Die „ Genossin“ sprach zur Entwicklung in Kosova vor einigen Tagen im Bundestag. Seit dieser Rede sind die Zeitungen in Kosova voll mit Auszügen aus diesem Text . Die reaktionären kosovarischen Medien benützen die Rede dazu,, die Linke in Kosova und Deutschland zu diskreditieren. Frau Dagdelen erklärte zur Situation in Kosova und Mazedonien: „ Die UCK überzieht Mazedonien unter dem Schutz deutscher Panzer mit Terror“ und weiter- „ mit der Anerkennung Kosovas wurde das Völkerrecht gebrochen“. Frau Dagdelen belegt mit diesen Äußerungen wiederum ihre Grundhaltung, welche mit dem Marxismus nichts gemein hat und völlig von der konkreten Situation abstrahiert.

In Mazedonien ist eine rechte Regierung unter Grusevski an der Macht. In Mazedonien hat der Privatisierungsprozess zu extremer Armut geführt. Die Arbeitslosigkeit liegt offiziell bei über 30%. Besonders hoch ist die Arbeitslosigkeit unter der albanischen Bevölkerung. Albaner und Roma werden in Mazedonien, bei der Vergabe von staatlichen Stellen und der wenigen Sozialleistungen extrem benachteiligt. Gleichzeitig erzielen internationale Investoren aufgrund der niedrigen Löhne in Mazedonien, enorme Extraprofite. Grusevski regiert zusammen mit der Partei des Ex – UCK Führers in Mazedonien, Ali Ahmeti. Beide Parteien bereicherten sich auf der Basis der Korruption, sowie der Klientelwirtschaft. Rebellion ist demzufolge gerechtfertigt. Der wichtigste Handelspartner aus den EU Staaten ist für Mazedonien Deutschland-. Auch Mazedonien wurde durch deutsche Exporteure kaputt exportiert. In Mazedonien werden kritische Journalisten verfolgt und verhaftet.

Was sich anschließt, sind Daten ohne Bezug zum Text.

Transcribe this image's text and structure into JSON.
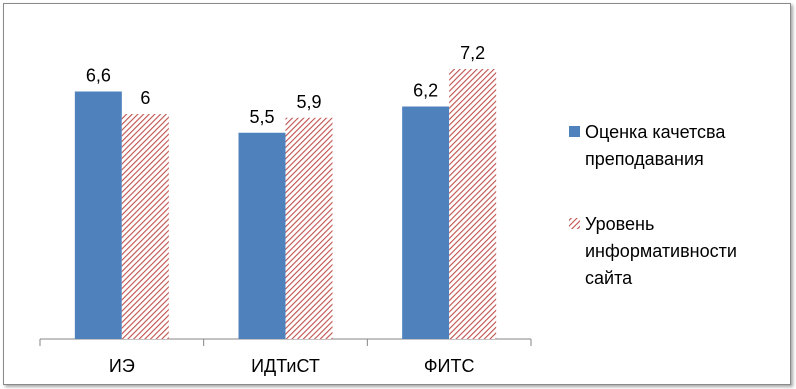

All dies interessiert diese sogenannte deutsche Linke Dagdelen nicht. Sie steht objektiv an der Seite der mazedonischen Regierung. Die Kämpfe in Komanova waren eine Provokation der mazedonischen Regierung, um den sozialen Protest der einfachen Menschen in Mazedonien im nationalistischen Taumel zu ersäufen. Gleichzeitig nahm Dagdelen wieder gegen das Selbstbestimmungsrecht Kosovas Stellung. Offensichtlich übersieht sie die Tatsache, dass Kosova faktisch eine EU Kolonie ist. Kosova hat keinerlei Souveränität. Als Lösungsmittel empfiehlt sie den alten serbischen Kolonialismus Sie fordert Kosova bei Serbien zu belassen. Denn für die abstrakte Metaphysikerin Dagdelen haben einst bestehende Grenzen faktisch einen Heiligenschein.

Dies hat mit einer marxistischen Position soviel gemein wie eine Kuh mit dem Schlittschuhlaufen. Lenin sprach sich 1905 für die Unabhängigkeit Norwegens von Schweden aus, um die Beziehungen zwischen norwegischen und schwedischen Arbeitern nicht zu belasten. Die Bolschewiki akzeptierten das Selbstbestimmungsrecht Finnlands. Lenin führte seinen letzten Kampf gegen Stalin in der georgischen Frage. Lenin war der Meinung, dass Stalin das Selbstbestimmungsrecht Georgiens verletzte. Der serbische Sozialistenführer Tucevic forderte im Januar 1914 in seinem Buch „ Serben und Albaner“ die serbischen Sozialisten dazu auf ,dass „Recht Kosovas auf Loslösung von Serbien“ zu akzeptieren.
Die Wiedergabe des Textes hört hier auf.